What are the pros and cons of the new Apple M1 chip?


The benchmarks cited by Franklin Veaux seemed suspiciously high to me, so I asked my brother about it. He’s an electrical engineer working on CPU design, and he really knows his stuff.
He said that technically, yes, the M1 is much much faster, but only because Apple laptops use passive cooling. Assuming only passive cooling, power efficiency IS speed, since the processor speed is thermally limited. Intel’s x86 CPU is designed for active cooling, so of course it’s going to have its bacon roasted in a passively cooled environment. For Apple’s use cases—tightly packed little laptops—the M1 is dramatically faster, but it will still lose to the x86 if placed into an actively cooled desktop environment.
Regarding the onboard graphics beating out mid-range GPUs; that is utter hogwash on all metrics except perhaps for video transcoding (watching, recording, or converting video formats). The GTX 1050 Ti (released in 2016) that Apple is so proud of beating counts only as an entry-level GPU, not mid-range. It was mid-range four year ago, but four years is a long time in the world of computer hardware. A modern mid-range GPU would be something like the GTX 1650 Ti, which dramatically outperforms Apple’s M1 (second row vs. third row):


Note: This benchmark was performed with the Apple hardware emulating x86 instructions on its ARM processor, a minor handicap. There is no apples to apples comparison for these benchmarks because the x86 benchmark would have to be completely overhauled to run natively on ARM, at which point, it isn’t really the same benchmark, is it?

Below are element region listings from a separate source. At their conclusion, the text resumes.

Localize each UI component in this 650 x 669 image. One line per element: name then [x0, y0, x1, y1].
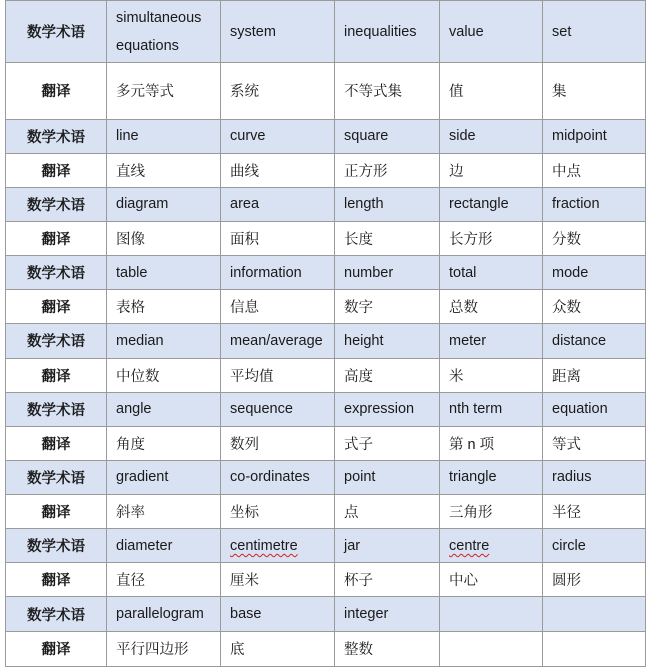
translation-cell: 式子: [335, 426, 440, 460]
spellcheck-underlined-text: centre: [449, 537, 490, 554]
translation-cell: 图像: [107, 221, 221, 255]
term-cell: distance: [543, 324, 646, 358]
term-cell: circle: [543, 529, 646, 563]
term-cell: side: [440, 119, 543, 153]
translation-cell: 等式: [543, 426, 646, 460]
translation-cell: 总数: [440, 290, 543, 324]
translation-label-cell: 翻译: [6, 495, 107, 529]
term-cell: diameter: [107, 529, 221, 563]
translation-cell: 三角形: [440, 495, 543, 529]
term-cell: jar: [335, 529, 440, 563]
term-label-cell: 数学术语: [6, 187, 107, 221]
translation-row: [6, 63, 646, 119]
term-row: [6, 597, 646, 631]
translation-cell: 角度: [107, 426, 221, 460]
term-cell: [543, 597, 646, 631]
translation-cell: 长方形: [440, 221, 543, 255]
translation-cell: 杯子: [335, 563, 440, 597]
term-cell: number: [335, 256, 440, 290]
translation-cell: 底: [221, 631, 335, 666]
translation-cell: 面积: [221, 221, 335, 255]
translation-cell: 整数: [335, 631, 440, 666]
term-row: [6, 529, 646, 563]
translation-cell: 曲线: [221, 153, 335, 187]
table-body: [6, 1, 646, 667]
spellcheck-underlined-text: centimetre: [230, 537, 298, 554]
term-cell: height: [335, 324, 440, 358]
translation-cell: 数字: [335, 290, 440, 324]
translation-cell: 多元等式: [107, 63, 221, 119]
translation-cell: 数列: [221, 426, 335, 460]
term-cell: value: [440, 1, 543, 63]
term-row: [6, 460, 646, 494]
translation-row: [6, 495, 646, 529]
translation-cell: 距离: [543, 358, 646, 392]
translation-cell: 正方形: [335, 153, 440, 187]
term-cell: diagram: [107, 187, 221, 221]
translation-cell: [543, 631, 646, 666]
translation-cell: 集: [543, 63, 646, 119]
term-cell: midpoint: [543, 119, 646, 153]
translation-cell: 中点: [543, 153, 646, 187]
term-row: [6, 1, 646, 63]
translation-cell: 众数: [543, 290, 646, 324]
translation-row: [6, 221, 646, 255]
translation-cell: 米: [440, 358, 543, 392]
translation-cell: 值: [440, 63, 543, 119]
term-cell: set: [543, 1, 646, 63]
translation-label-cell: 翻译: [6, 358, 107, 392]
translation-cell: 点: [335, 495, 440, 529]
translation-cell: 圆形: [543, 563, 646, 597]
term-cell: gradient: [107, 460, 221, 494]
term-cell: mean/average: [221, 324, 335, 358]
term-cell: angle: [107, 392, 221, 426]
translation-label-cell: 翻译: [6, 563, 107, 597]
translation-label-cell: 翻译: [6, 153, 107, 187]
term-cell: inequalities: [335, 1, 440, 63]
term-cell: equation: [543, 392, 646, 426]
term-cell: triangle: [440, 460, 543, 494]
term-cell: fraction: [543, 187, 646, 221]
translation-label-cell: 翻译: [6, 631, 107, 666]
translation-label-cell: 翻译: [6, 426, 107, 460]
translation-cell: 半径: [543, 495, 646, 529]
term-cell: nth term: [440, 392, 543, 426]
translation-cell: 边: [440, 153, 543, 187]
term-cell: base: [221, 597, 335, 631]
translation-cell: 中位数: [107, 358, 221, 392]
term-row: [6, 187, 646, 221]
term-cell: [440, 529, 543, 563]
translation-cell: 坐标: [221, 495, 335, 529]
translation-cell: 第 n 项: [440, 426, 543, 460]
term-cell: rectangle: [440, 187, 543, 221]
translation-row: [6, 563, 646, 597]
translation-label-cell: 翻译: [6, 63, 107, 119]
term-cell: curve: [221, 119, 335, 153]
term-cell: point: [335, 460, 440, 494]
translation-cell: 长度: [335, 221, 440, 255]
translation-cell: 高度: [335, 358, 440, 392]
term-label-cell: 数学术语: [6, 460, 107, 494]
term-cell: expression: [335, 392, 440, 426]
translation-cell: 平均值: [221, 358, 335, 392]
term-label-cell: 数学术语: [6, 392, 107, 426]
translation-cell: 厘米: [221, 563, 335, 597]
term-cell: length: [335, 187, 440, 221]
translation-cell: 信息: [221, 290, 335, 324]
term-cell: table: [107, 256, 221, 290]
term-label-cell: 数学术语: [6, 324, 107, 358]
translation-cell: 系统: [221, 63, 335, 119]
term-cell: line: [107, 119, 221, 153]
term-label-cell: 数学术语: [6, 119, 107, 153]
term-cell: radius: [543, 460, 646, 494]
term-row: [6, 392, 646, 426]
math-vocabulary-table: [5, 0, 646, 667]
term-label-cell: 数学术语: [6, 529, 107, 563]
term-cell: mode: [543, 256, 646, 290]
term-cell: parallelogram: [107, 597, 221, 631]
translation-cell: 表格: [107, 290, 221, 324]
term-cell: system: [221, 1, 335, 63]
term-cell: integer: [335, 597, 440, 631]
translation-cell: 中心: [440, 563, 543, 597]
term-cell: total: [440, 256, 543, 290]
term-cell: median: [107, 324, 221, 358]
translation-row: [6, 290, 646, 324]
term-label-cell: 数学术语: [6, 256, 107, 290]
term-cell: information: [221, 256, 335, 290]
term-row: [6, 256, 646, 290]
translation-row: [6, 153, 646, 187]
translation-row: [6, 426, 646, 460]
term-cell: [440, 597, 543, 631]
term-cell: meter: [440, 324, 543, 358]
translation-cell: 不等式集: [335, 63, 440, 119]
term-row: [6, 324, 646, 358]
translation-cell: [440, 631, 543, 666]
translation-cell: 斜率: [107, 495, 221, 529]
translation-cell: 平行四边形: [107, 631, 221, 666]
translation-label-cell: 翻译: [6, 221, 107, 255]
term-cell: co-ordinates: [221, 460, 335, 494]
translation-cell: 分数: [543, 221, 646, 255]
translation-cell: 直线: [107, 153, 221, 187]
term-label-cell: 数学术语: [6, 597, 107, 631]
term-cell: square: [335, 119, 440, 153]
term-cell: [221, 529, 335, 563]
term-cell: area: [221, 187, 335, 221]
translation-cell: 直径: [107, 563, 221, 597]
translation-row: [6, 631, 646, 666]
translation-label-cell: 翻译: [6, 290, 107, 324]
term-label-cell: 数学术语: [6, 1, 107, 63]
term-cell: simultaneous equations: [107, 1, 221, 63]
term-cell: sequence: [221, 392, 335, 426]
translation-row: [6, 358, 646, 392]
term-row: [6, 119, 646, 153]
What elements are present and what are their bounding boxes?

It’s easy to find laptops containing a GTX 1650 Ti for $1,300 the same price as an Apple MacBook.
In summary, if you want graphics processing power and you don’t care about bulky form factor, low battery life, and noisy fans, then you can beat the Apple M1 on both CPU and GPU processing power and with an ordinary Intel CPU and Nvidia GPU gaming laptop.
However, if portability, battery life, and silent operation are important to you, then Apple’s M1 is leaps and bounds forward in efficient microprocessor technology.
Addendum:
If Apple’s M1 were to use its embedded NN processor to perform super-sampling like Nvidia’s DLSS does, it may be able improve its performance further by rendering lower resolution images and scaling them up realistically with Machine Learning. I was unable to confirm if they do or do not do anything like this in their current rendering pipeline.